Libreville, le 15 Octobre 2025 – (Dépêches 241). Il aura fallu attendre les dix dernières minutes d’un match tendu, parfois haché, souvent fermé, pour voir s’élever les Panthères du Gabon, rugir enfin, et dompter les Hirondelles du Burundi dans l’enceinte vibrante du stade de Franceville. Une victoire (2-0) arrachée avec cœur, caractère et intelligence, au terme d’une rencontre qui longtemps a semblé se dérober aux desseins gabonais.
L’entame du match avait pourtant de quoi surprendre. Le sélectionneur Thierry Mouyouma, fort d’une ambition assumée, avait opté pour un audacieux 3-5-2, dessin tactique moderne mais exigeant. Une animation qu’on devinait pensée pour densifier l’entrejeu, poser le jeu, étouffer l’adversaire. Las, les automatismes manquaient, les lignes peinaient à se trouver, et les Gabonais, bien que volontaires, restaient bridés dans l’expression de leur potentiel.
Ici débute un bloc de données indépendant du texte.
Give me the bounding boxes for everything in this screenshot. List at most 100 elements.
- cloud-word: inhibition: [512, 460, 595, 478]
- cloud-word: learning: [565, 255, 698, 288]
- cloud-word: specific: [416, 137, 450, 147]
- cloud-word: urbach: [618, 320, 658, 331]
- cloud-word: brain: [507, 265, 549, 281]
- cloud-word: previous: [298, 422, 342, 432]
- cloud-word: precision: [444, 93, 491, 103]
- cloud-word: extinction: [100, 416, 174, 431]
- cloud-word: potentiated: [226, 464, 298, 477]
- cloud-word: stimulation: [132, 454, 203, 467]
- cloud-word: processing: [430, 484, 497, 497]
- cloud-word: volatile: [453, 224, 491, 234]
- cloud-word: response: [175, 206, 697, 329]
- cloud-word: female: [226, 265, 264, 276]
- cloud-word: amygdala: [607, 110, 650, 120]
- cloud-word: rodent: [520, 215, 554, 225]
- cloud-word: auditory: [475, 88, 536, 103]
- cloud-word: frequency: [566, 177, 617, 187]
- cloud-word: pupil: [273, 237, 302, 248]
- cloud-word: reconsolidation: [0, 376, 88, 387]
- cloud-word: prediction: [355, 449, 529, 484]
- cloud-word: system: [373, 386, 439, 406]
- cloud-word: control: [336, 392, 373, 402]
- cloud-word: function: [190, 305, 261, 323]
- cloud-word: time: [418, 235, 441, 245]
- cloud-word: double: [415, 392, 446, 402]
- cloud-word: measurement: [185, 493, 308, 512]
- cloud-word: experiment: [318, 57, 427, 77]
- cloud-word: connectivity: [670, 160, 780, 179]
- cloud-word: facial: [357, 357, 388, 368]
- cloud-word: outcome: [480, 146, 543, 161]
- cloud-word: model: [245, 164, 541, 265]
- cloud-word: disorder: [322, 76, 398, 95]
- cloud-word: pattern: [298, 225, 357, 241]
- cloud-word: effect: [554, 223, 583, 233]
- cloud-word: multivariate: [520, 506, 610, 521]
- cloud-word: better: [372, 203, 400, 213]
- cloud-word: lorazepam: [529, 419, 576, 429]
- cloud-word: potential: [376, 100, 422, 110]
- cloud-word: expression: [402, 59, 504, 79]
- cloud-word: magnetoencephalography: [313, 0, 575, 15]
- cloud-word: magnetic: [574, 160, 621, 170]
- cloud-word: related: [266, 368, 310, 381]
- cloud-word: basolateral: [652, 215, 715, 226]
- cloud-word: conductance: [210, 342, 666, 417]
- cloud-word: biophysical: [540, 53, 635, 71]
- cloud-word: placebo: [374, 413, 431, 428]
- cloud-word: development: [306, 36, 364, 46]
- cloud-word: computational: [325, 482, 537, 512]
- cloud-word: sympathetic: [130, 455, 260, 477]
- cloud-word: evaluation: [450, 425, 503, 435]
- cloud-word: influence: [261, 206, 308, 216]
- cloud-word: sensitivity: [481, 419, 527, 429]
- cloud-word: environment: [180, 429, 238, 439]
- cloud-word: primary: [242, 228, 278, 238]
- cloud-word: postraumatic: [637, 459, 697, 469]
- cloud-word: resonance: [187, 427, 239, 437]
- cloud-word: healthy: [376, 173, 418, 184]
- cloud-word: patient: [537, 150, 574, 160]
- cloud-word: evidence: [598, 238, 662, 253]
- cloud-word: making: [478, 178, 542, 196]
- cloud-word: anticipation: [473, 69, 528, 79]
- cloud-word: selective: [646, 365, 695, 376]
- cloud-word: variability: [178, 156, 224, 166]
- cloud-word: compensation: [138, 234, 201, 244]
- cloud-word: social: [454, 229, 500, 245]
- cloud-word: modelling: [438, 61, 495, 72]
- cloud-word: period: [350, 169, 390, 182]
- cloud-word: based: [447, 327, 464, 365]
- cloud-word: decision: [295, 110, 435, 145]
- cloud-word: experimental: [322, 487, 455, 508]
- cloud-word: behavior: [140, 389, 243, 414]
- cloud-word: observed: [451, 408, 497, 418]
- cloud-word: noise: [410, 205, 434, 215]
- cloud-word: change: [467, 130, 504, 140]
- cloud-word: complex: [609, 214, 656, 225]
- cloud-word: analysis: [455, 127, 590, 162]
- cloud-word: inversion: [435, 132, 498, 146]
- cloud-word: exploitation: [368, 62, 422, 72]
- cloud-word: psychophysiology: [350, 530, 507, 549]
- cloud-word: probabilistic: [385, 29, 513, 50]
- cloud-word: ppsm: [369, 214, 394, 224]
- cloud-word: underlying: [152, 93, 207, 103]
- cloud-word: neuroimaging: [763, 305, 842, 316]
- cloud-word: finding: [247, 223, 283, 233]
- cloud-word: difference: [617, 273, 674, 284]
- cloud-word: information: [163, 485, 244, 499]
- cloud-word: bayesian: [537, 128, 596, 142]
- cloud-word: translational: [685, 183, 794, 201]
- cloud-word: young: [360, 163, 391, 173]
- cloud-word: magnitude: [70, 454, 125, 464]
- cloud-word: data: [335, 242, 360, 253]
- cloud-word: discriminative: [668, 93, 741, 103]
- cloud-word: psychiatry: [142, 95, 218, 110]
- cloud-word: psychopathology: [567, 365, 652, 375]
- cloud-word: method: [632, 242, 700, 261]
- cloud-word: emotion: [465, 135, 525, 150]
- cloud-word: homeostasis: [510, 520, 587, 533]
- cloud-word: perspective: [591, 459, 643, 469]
La première mi-temps s’étiola ainsi dans une forme de stérilité stratégique.
Mais c’est là que le technicien national révéla toute sa lucidité. À la reprise, Thierry Mouyouma bouscula l’échiquier : retour au 4-3-3, et entrées déterminantes de David Ekomie, Anthony Oyono et Mario Lemina Poko, en remplacement respectivement de Johan Obiang, Kanga Guelor et Bamba. Trois changements pour insuffler un nouveau souffle. Et le vent tourna.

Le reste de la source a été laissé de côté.